Werde ich je vergessen können, daß die Hochzeit der armen Hofdame mit einem Prunk gefeiert ward, als vermählte sich eine Königliche Prinzeß? Der Zug nach der geschmückten Schloßkirche durch die bekränzte, teppichbelegte Galerie; die Anwesenheit der Großherzoglichen Herrschaften; die Gratulation im roten Saal; die Tafel; der Abschied –
Es war von Harro zart und ritterlich, mich mit Königlicher Hoheit allein zu lassen. Zart und ritterlich. Diese zwei Worte nennen meines Gatten ganzes Wesen gegen mich. Es ist nicht möglich, zarter und ritterlicher zu sein. Den Salonwagen ließ er mit Myrtenzweigen und Rosen schmücken; und hier im Hotel fand ich meine Toilette mit Veilchengirlanden umwunden.
»Hier im Hotel« … Und ich wäre so gern mit ihm gleich auf sein geliebtes, einsames Bergschloß gegangen, – er sagte mir nicht, daß er es liebt; ich weiß es jedoch – anstatt eine Hochzeitsreise zu machen. Als ich ihn heute abend beim Souper fragte: »Weshalb gingen wir eigentlich nicht nach Schloß Wild?«, wurde er fast erregt. (Königliche Hoheit kennen seine »blasse Unbeweglichkeit«.) Von Schloß Wild darf ich also nicht mit ihm reden.
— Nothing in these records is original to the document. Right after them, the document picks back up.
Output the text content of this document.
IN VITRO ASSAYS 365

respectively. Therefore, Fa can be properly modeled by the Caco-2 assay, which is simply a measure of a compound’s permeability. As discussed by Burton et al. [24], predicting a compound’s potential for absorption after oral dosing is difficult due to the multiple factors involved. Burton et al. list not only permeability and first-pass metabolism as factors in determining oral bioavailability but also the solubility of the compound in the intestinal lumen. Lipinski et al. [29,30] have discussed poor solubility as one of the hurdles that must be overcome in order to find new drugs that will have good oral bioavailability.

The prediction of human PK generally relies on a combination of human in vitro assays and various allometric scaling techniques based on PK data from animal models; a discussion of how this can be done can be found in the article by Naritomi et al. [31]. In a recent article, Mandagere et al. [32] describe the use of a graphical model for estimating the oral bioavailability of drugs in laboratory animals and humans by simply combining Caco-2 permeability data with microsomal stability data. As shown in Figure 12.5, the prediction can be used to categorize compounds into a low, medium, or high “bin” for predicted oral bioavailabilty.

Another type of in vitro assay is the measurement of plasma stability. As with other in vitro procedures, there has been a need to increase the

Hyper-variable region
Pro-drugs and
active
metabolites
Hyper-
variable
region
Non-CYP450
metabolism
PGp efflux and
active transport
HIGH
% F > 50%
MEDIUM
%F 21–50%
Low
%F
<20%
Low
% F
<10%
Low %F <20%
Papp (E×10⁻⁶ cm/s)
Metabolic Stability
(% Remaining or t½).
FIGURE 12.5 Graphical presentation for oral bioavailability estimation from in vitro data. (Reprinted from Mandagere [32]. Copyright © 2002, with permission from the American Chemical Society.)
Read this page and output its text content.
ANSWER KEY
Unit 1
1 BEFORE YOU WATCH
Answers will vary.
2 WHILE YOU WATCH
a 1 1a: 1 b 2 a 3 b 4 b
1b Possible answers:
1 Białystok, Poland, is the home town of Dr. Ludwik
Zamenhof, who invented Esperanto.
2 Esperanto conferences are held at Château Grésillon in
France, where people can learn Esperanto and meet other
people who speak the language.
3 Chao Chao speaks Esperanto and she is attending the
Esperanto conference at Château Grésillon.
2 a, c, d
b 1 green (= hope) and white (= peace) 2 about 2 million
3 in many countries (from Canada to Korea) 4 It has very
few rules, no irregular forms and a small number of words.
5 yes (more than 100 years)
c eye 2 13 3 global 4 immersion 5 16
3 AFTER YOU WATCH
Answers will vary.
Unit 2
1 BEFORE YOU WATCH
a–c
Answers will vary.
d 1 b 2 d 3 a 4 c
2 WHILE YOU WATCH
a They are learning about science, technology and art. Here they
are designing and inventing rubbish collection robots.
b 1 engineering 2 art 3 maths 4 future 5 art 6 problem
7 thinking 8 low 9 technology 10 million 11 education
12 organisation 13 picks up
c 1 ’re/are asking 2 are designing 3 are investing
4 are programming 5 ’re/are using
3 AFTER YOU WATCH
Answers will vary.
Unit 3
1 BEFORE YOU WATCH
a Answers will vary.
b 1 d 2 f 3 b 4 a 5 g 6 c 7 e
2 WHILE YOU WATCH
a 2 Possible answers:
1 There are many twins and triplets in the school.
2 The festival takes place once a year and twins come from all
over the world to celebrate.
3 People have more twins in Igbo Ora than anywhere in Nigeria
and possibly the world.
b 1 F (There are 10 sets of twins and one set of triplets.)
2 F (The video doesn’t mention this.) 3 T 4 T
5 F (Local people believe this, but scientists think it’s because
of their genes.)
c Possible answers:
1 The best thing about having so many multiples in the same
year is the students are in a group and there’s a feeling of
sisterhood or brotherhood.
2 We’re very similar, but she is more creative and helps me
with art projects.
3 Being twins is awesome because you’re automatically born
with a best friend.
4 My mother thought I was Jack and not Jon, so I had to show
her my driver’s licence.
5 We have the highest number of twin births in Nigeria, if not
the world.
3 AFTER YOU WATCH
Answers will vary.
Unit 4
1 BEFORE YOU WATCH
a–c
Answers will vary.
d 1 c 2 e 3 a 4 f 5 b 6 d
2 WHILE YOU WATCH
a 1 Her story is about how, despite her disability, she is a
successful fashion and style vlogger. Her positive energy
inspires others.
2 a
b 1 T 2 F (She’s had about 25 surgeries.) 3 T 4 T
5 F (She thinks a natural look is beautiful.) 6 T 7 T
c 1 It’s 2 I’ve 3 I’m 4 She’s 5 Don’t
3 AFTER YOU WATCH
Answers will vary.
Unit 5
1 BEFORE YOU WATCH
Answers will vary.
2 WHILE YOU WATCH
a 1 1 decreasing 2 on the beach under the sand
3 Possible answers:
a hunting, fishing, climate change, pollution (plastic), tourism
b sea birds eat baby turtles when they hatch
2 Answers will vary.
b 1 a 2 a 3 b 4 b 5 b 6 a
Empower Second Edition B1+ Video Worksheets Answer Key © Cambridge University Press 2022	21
Weshalb wohl nicht?
Aber dann wieder – mit einer Ritterlichkeit, einer Zartheit, als ob ich eine verzauberte Königin und er mein Vasall sei, sagte er mir gute Nacht.
Ich konnte in meinem Traum keinen Schlaf finden, schickte die Kammerfrau zu Bett, sitze nun unter meinen Blumen und schreibe am Ende dieses Tages, der mir mein Schicksal gab, an meine geliebte hohe Frau; spreche zu ihr, als spräche ich zu mir selbst.
In meinem ganzen Leben werde ich den Blick nicht vergessen, mit dem Königliche Hoheit mir heute den Kranz aufsetzten: als würde ich mit Dornen zu Leiden gekrönt.
Ich ward ja doch geschaffen, um glücklich zu sein!
Ward ich es auch, um glücklich zu machen?